Friday, April 11, 2008

Don't turn your back on calcium

One of the most dangerous elements of the many low-kilojoule diets is thatthey restrict the intake of fats, and in so doing they restrict the intake of the essential nutrients we find in foods such as sesame seeds, oily fish and cheese. The main danger lies in the elimination of one of the major forces in the nutritional and health stakes, namely calcium. This mineral is a key player in the nutritional symphony and of specific interest to dieters is its ability to act as a metabolic regulator. An insufficient intake of calcium could lead to a number of nutrient imbalances, which could very well also be what has been hampering your weight loss efforts.
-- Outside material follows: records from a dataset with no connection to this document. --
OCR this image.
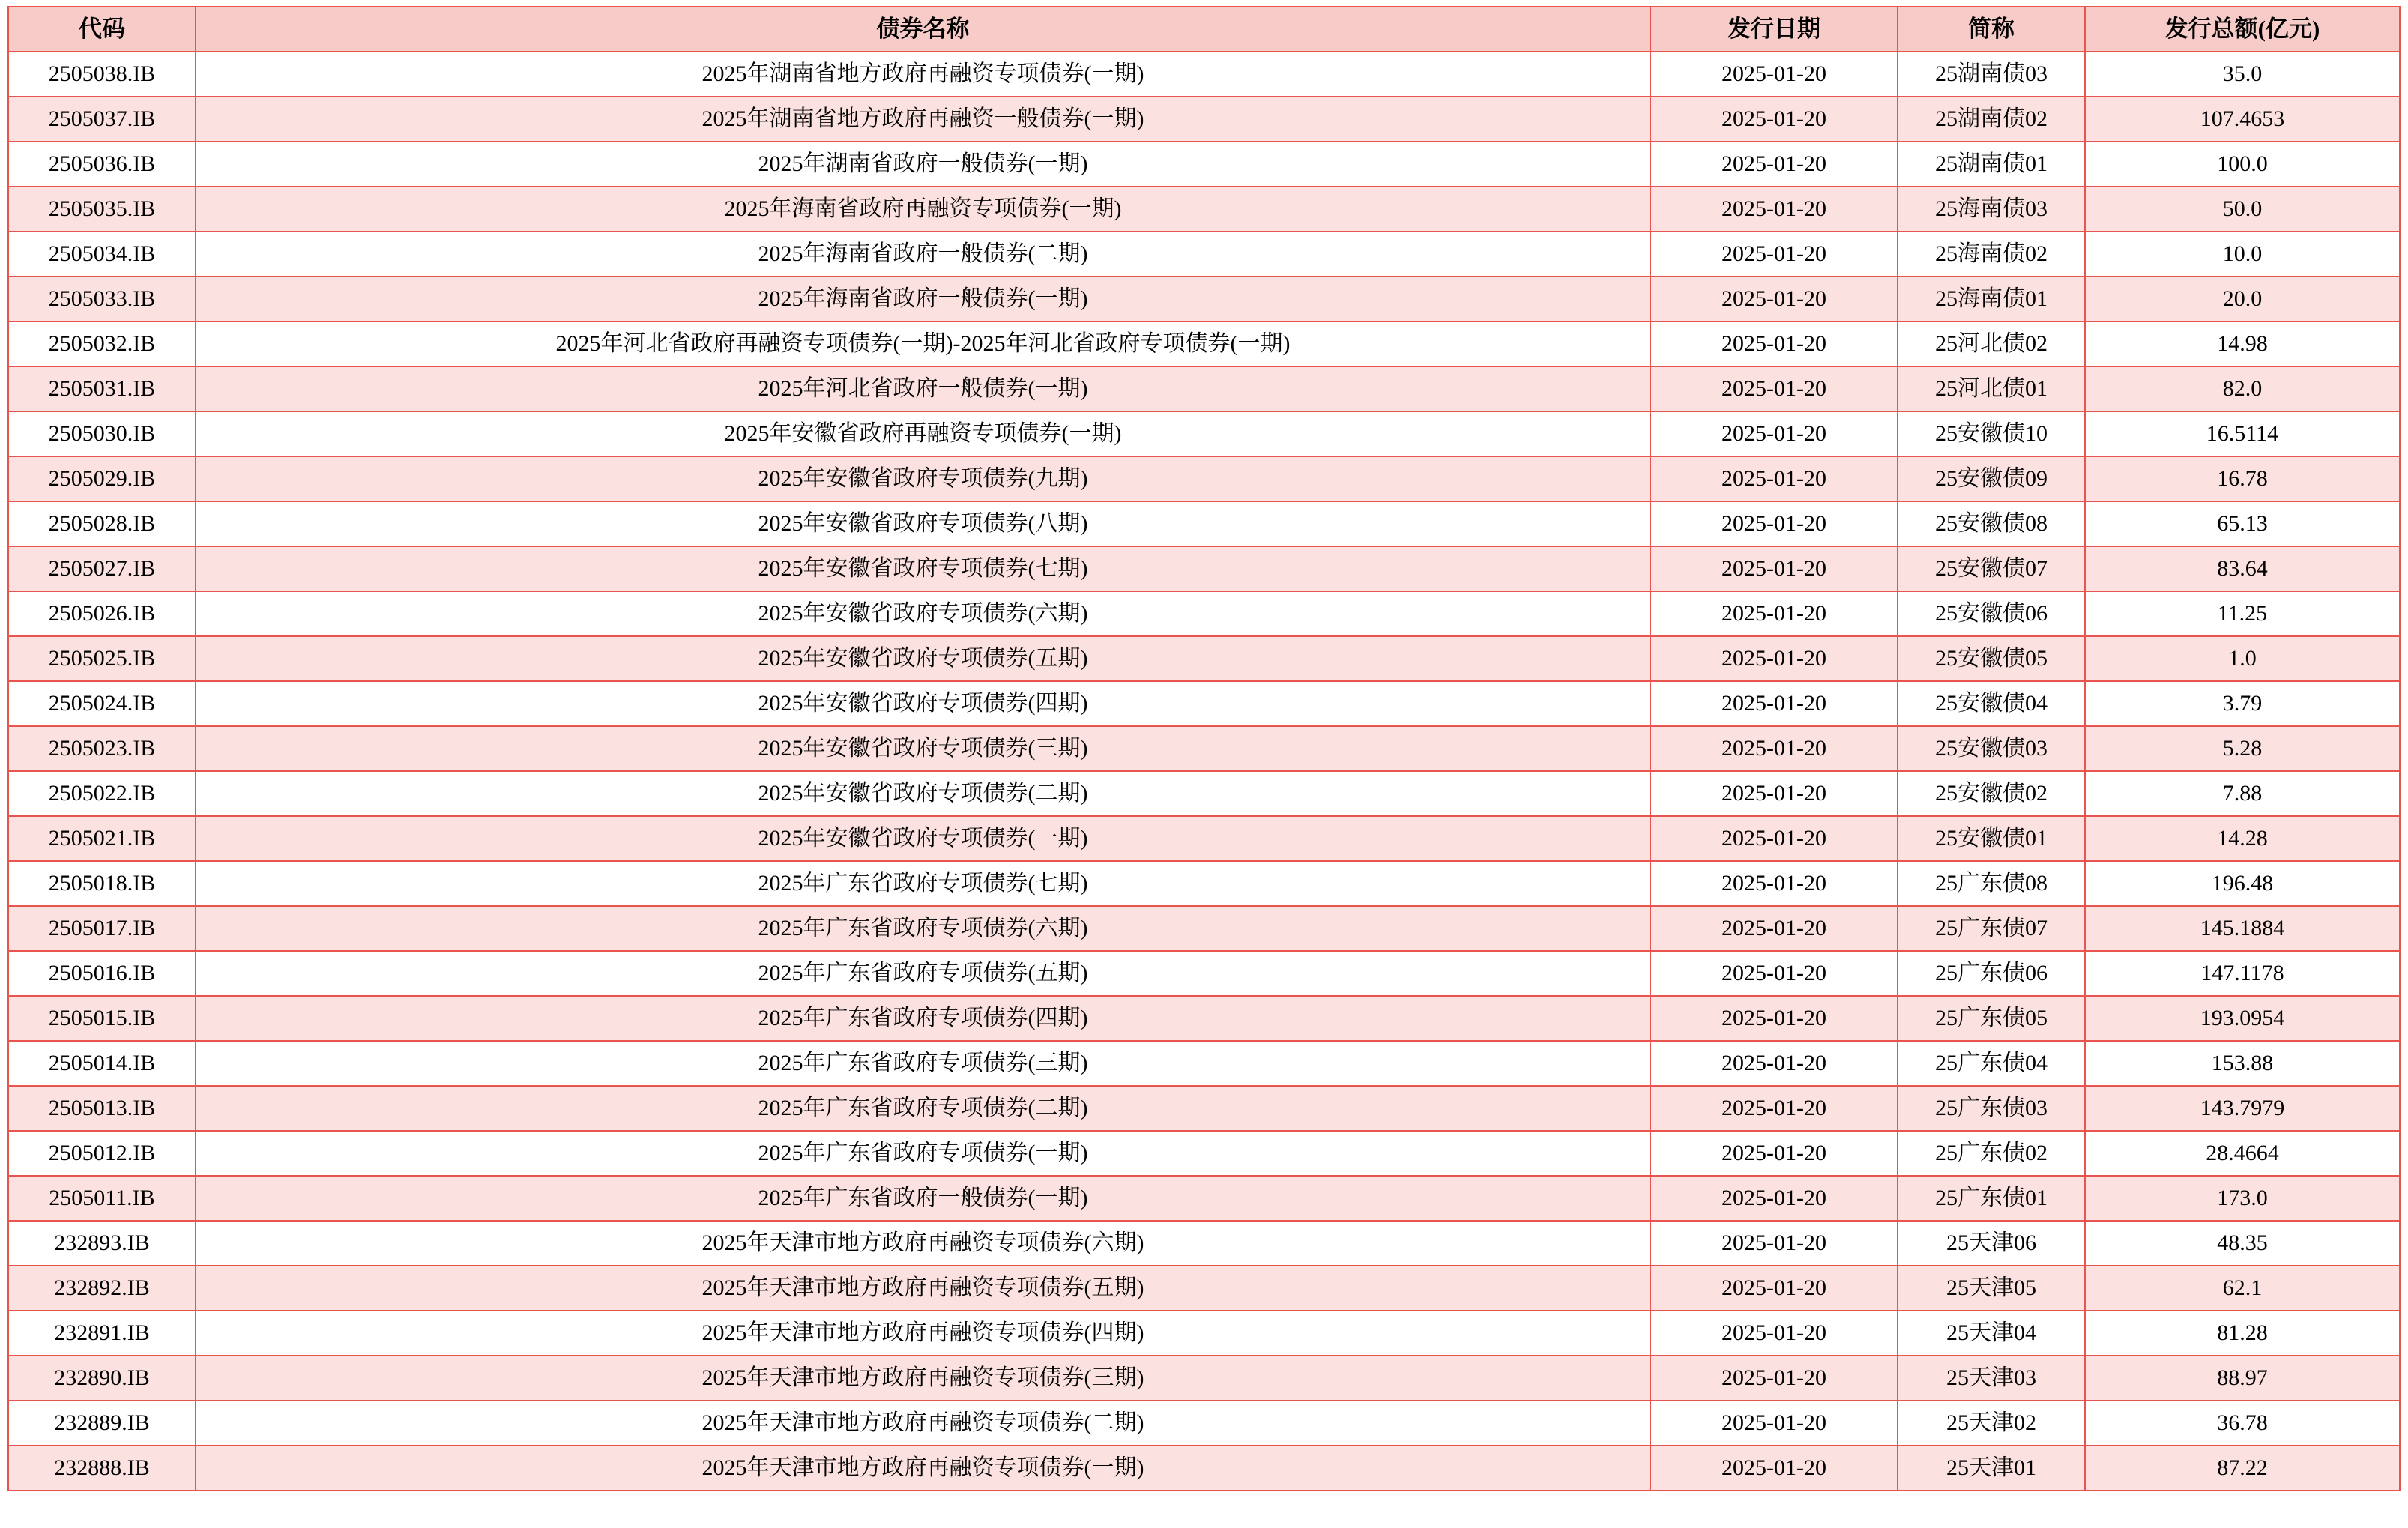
代码	债券名称	发行日期	简称	发行总额(亿元)
2505038.IB	2025年湖南省地方政府再融资专项债券(一期)	2025-01-20	25湖南债03	35.0
2505037.IB	2025年湖南省地方政府再融资一般债券(一期)	2025-01-20	25湖南债02	107.4653
2505036.IB	2025年湖南省政府一般债券(一期)	2025-01-20	25湖南债01	100.0
2505035.IB	2025年海南省政府再融资专项债券(一期)	2025-01-20	25海南债03	50.0
2505034.IB	2025年海南省政府一般债券(二期)	2025-01-20	25海南债02	10.0
2505033.IB	2025年海南省政府一般债券(一期)	2025-01-20	25海南债01	20.0
2505032.IB	2025年河北省政府再融资专项债券(一期)-2025年河北省政府专项债券(一期)	2025-01-20	25河北债02	14.98
2505031.IB	2025年河北省政府一般债券(一期)	2025-01-20	25河北债01	82.0
2505030.IB	2025年安徽省政府再融资专项债券(一期)	2025-01-20	25安徽债10	16.5114
2505029.IB	2025年安徽省政府专项债券(九期)	2025-01-20	25安徽债09	16.78
2505028.IB	2025年安徽省政府专项债券(八期)	2025-01-20	25安徽债08	65.13
2505027.IB	2025年安徽省政府专项债券(七期)	2025-01-20	25安徽债07	83.64
2505026.IB	2025年安徽省政府专项债券(六期)	2025-01-20	25安徽债06	11.25
2505025.IB	2025年安徽省政府专项债券(五期)	2025-01-20	25安徽债05	1.0
2505024.IB	2025年安徽省政府专项债券(四期)	2025-01-20	25安徽债04	3.79
2505023.IB	2025年安徽省政府专项债券(三期)	2025-01-20	25安徽债03	5.28
2505022.IB	2025年安徽省政府专项债券(二期)	2025-01-20	25安徽债02	7.88
2505021.IB	2025年安徽省政府专项债券(一期)	2025-01-20	25安徽债01	14.28
2505018.IB	2025年广东省政府专项债券(七期)	2025-01-20	25广东债08	196.48
2505017.IB	2025年广东省政府专项债券(六期)	2025-01-20	25广东债07	145.1884
2505016.IB	2025年广东省政府专项债券(五期)	2025-01-20	25广东债06	147.1178
2505015.IB	2025年广东省政府专项债券(四期)	2025-01-20	25广东债05	193.0954
2505014.IB	2025年广东省政府专项债券(三期)	2025-01-20	25广东债04	153.88
2505013.IB	2025年广东省政府专项债券(二期)	2025-01-20	25广东债03	143.7979
2505012.IB	2025年广东省政府专项债券(一期)	2025-01-20	25广东债02	28.4664
2505011.IB	2025年广东省政府一般债券(一期)	2025-01-20	25广东债01	173.0
232893.IB	2025年天津市地方政府再融资专项债券(六期)	2025-01-20	25天津06	48.35
232892.IB	2025年天津市地方政府再融资专项债券(五期)	2025-01-20	25天津05	62.1
232891.IB	2025年天津市地方政府再融资专项债券(四期)	2025-01-20	25天津04	81.28
232890.IB	2025年天津市地方政府再融资专项债券(三期)	2025-01-20	25天津03	88.97
232889.IB	2025年天津市地方政府再融资专项债券(二期)	2025-01-20	25天津02	36.78
232888.IB	2025年天津市地方政府再融资专项债券(一期)	2025-01-20	25天津01	87.22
But by far the most serious disease resulting from a calcium deficiency is osteoporosis. The origin of this disease usually lies in a continual low intake of calcium. Because the body requires calcium for a number of important functions, it eventually starts helping itself to your calcium reserves, namely the calcium in your bones and teeth. Over a period of time bone mass is lost and the bones deteriorate and become soft and brittle.

Diet Start

Along with coronary heart disease, osteoporosis ranks as one of the most debilitating diseases of our time. The statistics in the UK speak for themselves: with 1 in every 3 women and 1 in 12 men affected, this is a major health problem. And indications are that these statistics apply throughout the western world.

It is often referred to as the silent epidemic, because of the way in which it strikes without warning - you don't know that you have it until you have a wake-up call in the form of a serious fracture.

This disease is on the increase at an alarming rate. In the UK for instance, hip fractures have increased from around 10 000 per year in the 1960s to 60 000 in the 1990s, resulting in 40 premature deaths per day. Spinal fractures and injuries are also on the increase. It is estimated that 50% of people over the age of 85 suffer from the disease.

Osteoporosis is a disease in which bones lose calcium and other minerals. There are two forms of this disease: type 1, the most common, which occurs in postmenopausal women or younger women whose ovaries have been removed; and type 2 - or senile osteoporosis - which develops in both men and women, usually after the age of 75.

Osteoporosis is a most debilitating, painful disease with symptoms that start rather insidiously with mild back pain, which worsens dramatically as the vertebrae become more and more compressed. This is caused by tiny crush fractures. Compression of the spinal column also leads to height loss and an ungainly deformity commonly known as the 'dowager's hump'. Because of this deformity, chronic muscle pains are often experienced. Wrist and hip fractures are common. Serious sufferers could literally fracture a rib from a simple action such as coughing! Most often the frequent multiple fractures are extremely painful. Standard x-rays may only detect the disease after 25 - 40% of the calcium in the bones have been lost.

Osteoporosis has been defined as low bone mass and a deterioration in the honeycomb structure of the bone, resulting in increased fragility and a greater risk of bone fracture. Any bone could fracture, but the forearms, hips, spine and ribs are most likely to.

You may ask what on earth this has to do with you. Well, if you are a dieter, it has a lot to do with you. Dieters tend to avoid calcium-rich foods - those very foods needed for the prevention of this disease, And believe me, if you knew how much calcium you may be losing without even realising it, and if you knew how painful osteoporosis is, you would immediately address this area of your nutritional balance.